Job Description

Title: Principal Data Engineer

Location: Remote or Madrid (HQ)

About the positions

These are excellent opportunities to work in a company with a highly technological product that generates hundreds of thousands of events per second. A vast sea of data that not only stored and organized but also consumed to improve all aspects of the operation: pricing, dispatching, marketing, governance, and many others.

At data engineering, we have dozens of services (Scala, Golang, Python), pipelines (Apache Beam, Airflow), and our in-house developed Machine Learning platform. We are a hands-on team: we manage our own infrastructure (GCE and AWS) and several Kubernetes clusters. Our etls platform has more than 300 processes (Python, Airflow, Redshift, S3, Spectrum, Glue, RDS) that we visualize with our Tableau server cluster (Tableau Server Linux, Ec2, Python)

Cabify is a global company with a very complex product, but at the same time with the perfect size to allow you to have a tangible impact on the final product. You will be able to build and improve the platform that provides trusted data at scale to the rest of the company. And you will do it as part of a team of experienced data engineers, helping each other grow technically and professionally.

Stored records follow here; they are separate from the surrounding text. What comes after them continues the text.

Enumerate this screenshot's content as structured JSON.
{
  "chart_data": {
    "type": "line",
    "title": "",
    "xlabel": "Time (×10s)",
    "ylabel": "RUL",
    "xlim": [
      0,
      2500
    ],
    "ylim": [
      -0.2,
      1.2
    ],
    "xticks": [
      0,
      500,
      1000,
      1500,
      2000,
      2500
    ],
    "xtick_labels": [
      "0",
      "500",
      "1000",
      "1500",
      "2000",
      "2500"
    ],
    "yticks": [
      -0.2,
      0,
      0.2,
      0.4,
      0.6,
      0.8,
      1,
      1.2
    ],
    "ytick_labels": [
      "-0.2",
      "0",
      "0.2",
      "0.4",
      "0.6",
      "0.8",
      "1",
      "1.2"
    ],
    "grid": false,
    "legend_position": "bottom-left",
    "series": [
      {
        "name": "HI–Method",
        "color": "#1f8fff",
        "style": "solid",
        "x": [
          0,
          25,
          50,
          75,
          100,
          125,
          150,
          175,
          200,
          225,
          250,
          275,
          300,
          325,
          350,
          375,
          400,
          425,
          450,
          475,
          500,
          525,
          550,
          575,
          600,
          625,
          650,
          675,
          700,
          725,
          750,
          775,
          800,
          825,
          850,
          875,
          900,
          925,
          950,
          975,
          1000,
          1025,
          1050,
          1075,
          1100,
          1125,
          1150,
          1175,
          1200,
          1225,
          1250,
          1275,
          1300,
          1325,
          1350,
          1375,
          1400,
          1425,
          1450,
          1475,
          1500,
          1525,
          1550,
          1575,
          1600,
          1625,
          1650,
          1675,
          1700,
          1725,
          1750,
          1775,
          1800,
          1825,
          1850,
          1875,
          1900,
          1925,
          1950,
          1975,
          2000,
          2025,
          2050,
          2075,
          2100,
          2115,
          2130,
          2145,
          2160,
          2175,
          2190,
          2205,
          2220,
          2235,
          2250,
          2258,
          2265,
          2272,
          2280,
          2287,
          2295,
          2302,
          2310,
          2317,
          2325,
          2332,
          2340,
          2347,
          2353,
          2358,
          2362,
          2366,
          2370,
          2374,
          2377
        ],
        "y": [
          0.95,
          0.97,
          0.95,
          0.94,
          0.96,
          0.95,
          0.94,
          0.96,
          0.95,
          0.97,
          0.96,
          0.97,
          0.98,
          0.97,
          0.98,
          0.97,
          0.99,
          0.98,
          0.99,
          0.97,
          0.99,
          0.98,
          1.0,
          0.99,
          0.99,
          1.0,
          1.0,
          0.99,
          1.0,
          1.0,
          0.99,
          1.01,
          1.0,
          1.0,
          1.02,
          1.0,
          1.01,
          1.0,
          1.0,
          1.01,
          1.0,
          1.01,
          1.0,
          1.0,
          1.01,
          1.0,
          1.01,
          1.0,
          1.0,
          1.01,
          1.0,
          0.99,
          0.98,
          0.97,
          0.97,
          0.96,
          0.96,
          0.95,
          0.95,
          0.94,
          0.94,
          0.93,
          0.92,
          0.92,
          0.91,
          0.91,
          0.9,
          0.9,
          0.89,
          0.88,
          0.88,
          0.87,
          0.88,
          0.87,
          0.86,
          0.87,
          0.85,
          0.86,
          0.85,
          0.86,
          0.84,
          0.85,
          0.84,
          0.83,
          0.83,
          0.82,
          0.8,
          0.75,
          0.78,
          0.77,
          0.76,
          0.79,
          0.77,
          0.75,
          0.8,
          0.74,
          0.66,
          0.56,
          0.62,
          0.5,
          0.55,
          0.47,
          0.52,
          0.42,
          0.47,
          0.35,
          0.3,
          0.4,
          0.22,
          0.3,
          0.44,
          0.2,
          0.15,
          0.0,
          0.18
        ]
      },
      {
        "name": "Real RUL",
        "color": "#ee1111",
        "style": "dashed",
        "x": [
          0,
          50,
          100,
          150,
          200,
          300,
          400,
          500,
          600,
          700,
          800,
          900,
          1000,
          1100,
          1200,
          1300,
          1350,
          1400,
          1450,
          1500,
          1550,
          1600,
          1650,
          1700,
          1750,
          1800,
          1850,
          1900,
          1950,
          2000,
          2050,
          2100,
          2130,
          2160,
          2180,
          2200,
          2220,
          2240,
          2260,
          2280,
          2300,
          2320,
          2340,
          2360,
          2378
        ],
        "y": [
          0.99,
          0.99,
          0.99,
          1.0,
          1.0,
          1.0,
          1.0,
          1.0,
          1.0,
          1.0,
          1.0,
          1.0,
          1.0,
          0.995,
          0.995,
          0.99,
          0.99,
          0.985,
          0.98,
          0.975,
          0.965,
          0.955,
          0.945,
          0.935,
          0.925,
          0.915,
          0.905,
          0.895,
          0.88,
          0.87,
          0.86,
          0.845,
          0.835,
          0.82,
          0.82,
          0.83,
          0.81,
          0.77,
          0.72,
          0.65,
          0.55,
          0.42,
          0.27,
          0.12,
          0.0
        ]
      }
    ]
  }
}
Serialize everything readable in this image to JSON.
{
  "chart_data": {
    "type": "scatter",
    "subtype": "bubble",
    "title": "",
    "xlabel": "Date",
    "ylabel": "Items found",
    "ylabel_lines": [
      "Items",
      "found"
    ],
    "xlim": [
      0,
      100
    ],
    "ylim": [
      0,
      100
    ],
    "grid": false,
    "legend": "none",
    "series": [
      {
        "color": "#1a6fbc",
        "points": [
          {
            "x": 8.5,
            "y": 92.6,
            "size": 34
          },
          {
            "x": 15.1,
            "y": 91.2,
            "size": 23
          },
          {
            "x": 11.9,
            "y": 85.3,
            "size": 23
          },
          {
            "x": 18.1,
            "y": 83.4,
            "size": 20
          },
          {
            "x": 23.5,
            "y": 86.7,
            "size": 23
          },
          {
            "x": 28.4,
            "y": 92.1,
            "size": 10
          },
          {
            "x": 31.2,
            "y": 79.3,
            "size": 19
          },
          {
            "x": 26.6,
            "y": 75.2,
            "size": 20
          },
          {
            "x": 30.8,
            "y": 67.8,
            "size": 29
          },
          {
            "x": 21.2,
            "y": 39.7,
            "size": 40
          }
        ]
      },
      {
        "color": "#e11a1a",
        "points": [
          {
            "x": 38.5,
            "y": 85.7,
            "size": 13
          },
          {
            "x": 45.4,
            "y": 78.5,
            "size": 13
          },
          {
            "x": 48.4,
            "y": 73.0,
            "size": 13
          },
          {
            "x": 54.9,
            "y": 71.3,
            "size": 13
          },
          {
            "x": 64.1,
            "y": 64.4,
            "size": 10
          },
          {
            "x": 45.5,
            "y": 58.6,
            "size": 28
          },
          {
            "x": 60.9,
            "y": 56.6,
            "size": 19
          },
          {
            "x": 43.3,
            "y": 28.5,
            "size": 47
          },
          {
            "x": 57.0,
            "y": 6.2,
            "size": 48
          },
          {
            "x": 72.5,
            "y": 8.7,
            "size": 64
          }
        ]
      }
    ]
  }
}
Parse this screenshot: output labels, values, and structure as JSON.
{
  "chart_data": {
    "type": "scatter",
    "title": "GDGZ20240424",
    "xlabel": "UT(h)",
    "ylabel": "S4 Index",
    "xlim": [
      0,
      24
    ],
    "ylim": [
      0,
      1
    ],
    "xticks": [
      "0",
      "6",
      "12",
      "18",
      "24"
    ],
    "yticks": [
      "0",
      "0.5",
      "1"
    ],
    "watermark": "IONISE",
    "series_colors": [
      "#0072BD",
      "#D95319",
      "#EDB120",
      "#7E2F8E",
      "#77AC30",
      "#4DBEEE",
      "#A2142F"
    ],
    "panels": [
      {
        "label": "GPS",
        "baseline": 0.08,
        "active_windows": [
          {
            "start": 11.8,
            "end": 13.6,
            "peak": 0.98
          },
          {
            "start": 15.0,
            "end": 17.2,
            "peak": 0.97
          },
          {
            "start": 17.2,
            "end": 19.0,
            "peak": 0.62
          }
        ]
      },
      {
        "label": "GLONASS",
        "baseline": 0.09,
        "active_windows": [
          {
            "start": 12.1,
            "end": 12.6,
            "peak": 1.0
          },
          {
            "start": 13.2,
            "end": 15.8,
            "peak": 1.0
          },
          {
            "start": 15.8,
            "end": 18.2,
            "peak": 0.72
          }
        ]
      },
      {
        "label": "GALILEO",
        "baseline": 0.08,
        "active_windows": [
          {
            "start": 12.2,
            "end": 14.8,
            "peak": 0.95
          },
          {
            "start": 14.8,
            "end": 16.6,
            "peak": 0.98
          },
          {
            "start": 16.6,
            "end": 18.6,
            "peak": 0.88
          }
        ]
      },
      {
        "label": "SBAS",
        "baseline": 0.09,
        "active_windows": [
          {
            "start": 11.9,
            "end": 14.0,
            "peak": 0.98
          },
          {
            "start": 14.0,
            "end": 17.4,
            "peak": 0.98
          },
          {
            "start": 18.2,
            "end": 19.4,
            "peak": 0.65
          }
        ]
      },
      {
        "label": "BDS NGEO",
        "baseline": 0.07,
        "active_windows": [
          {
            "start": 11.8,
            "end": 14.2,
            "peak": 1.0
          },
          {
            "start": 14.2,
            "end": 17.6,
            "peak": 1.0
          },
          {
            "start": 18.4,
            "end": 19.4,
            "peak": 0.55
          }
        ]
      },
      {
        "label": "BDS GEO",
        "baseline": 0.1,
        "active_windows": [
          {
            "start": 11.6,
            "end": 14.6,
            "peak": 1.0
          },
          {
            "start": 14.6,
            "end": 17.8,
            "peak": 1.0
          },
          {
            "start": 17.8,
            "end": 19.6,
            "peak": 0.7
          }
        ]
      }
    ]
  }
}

You will (within Platform and Machine Learning group):

  • Design and develop end-to-end data solutions and modern data architectures for Cabify products and teams (streaming ingestion, data lake, data warehouse…).
  • Evolve and maintain Lykeion, a Machine Learning platform developed along with the Data Science team, to take care of the whole lifecycle of models and features. It includes a feature store, which allows other groups inside Cabify to make better decisions based on data, and a prediction platform to serve ML models.
  • Design and maintain complex APIs exposing data at scale, that helps other teams to make better decisions.
  • Provide the company with data discoverability and governance.
  • Collaborate with other technical teams to define, execute and release new services and features.
  • Manage and evolve our infrastructure. Continuously identify, evaluate, and implement new tools and approaches to maximize development speed and cost efficiency.
  • Extract data from internal and external sources to empower our Analytics team.

You will (within Analytics Engineering group):

  • Maintain & evolve our data warehouse, making sure the data is easily accessible, reliable & accurate.
  • Create data models, applying business logic to data. Evaluate all proposals and requests to improve the structure of the data warehouse.
  • Coordinate with other data stakeholders to ensure overall health and performance of the data warehouse environment.
  • Design, develop, test, monitor, manage, and validate data warehouse activity. Including defining standards for the data warehouse as well as troubleshooting ETL processes and resolving issues effectively.

What we’re looking for (within Platform and Machine Learning group):

We are looking for experienced data engineers with excellent know-how in large-scale distributed systems:

  • 5+ years of tenure in coding and delivering complex data engineering projects.
  • Fluency in different programming languages (we work with Python, Scala, and Go; you don’t need to master all three of them).
  • Deep understanding of:
    • Message delivery systems and streaming processing (Kafka, RabbitMQ, Akka streams, Apache Beam )
    • Data processing technology stacks and distributed processing (Hadoop, Spark, Apache Beam, Apache Flink…)
    • Storage technologies (file-based, relational, columnar, document-based, key-value…)
    • Orchestration tools such as Airflow, Luigi, or Dagster.
    • Cloud infrastructures (GCP, AWS, Azure)
    • Automation/IaC tools (Terraform, Puppet, Ansible )
    • MLOps

What we’re looking for (within Analytics Engineering group):

  • Great alignment with our principles, we take this very seriously.
  • You continuously find ways to derive more value in our raw data and lower the amount of effort our end users spend on getting answers.
  • You can take a complex concept and make it sound simple. You’re accomplished at orienting business users within the data domain, understanding their needs, and translating them into technical requirements to ultimately design effective data solutions.
  • You have experience integrating data from multiple sources including DBs, product tracking, and APIs. You get excited by seeing your jobs run like clockwork.
  • Proven track record in Data Modeling.
  • At least 5 years tenure in coding and delivering complex data projects.
  • At least 5 years of work experience in python.
  • You have high level SQL skills, which allows you to implement, understand and improve complex queries.
  • You have proper DBA skills, with which you should ensure high standards in DWH data accessibility, integrity, security & performance monitoring.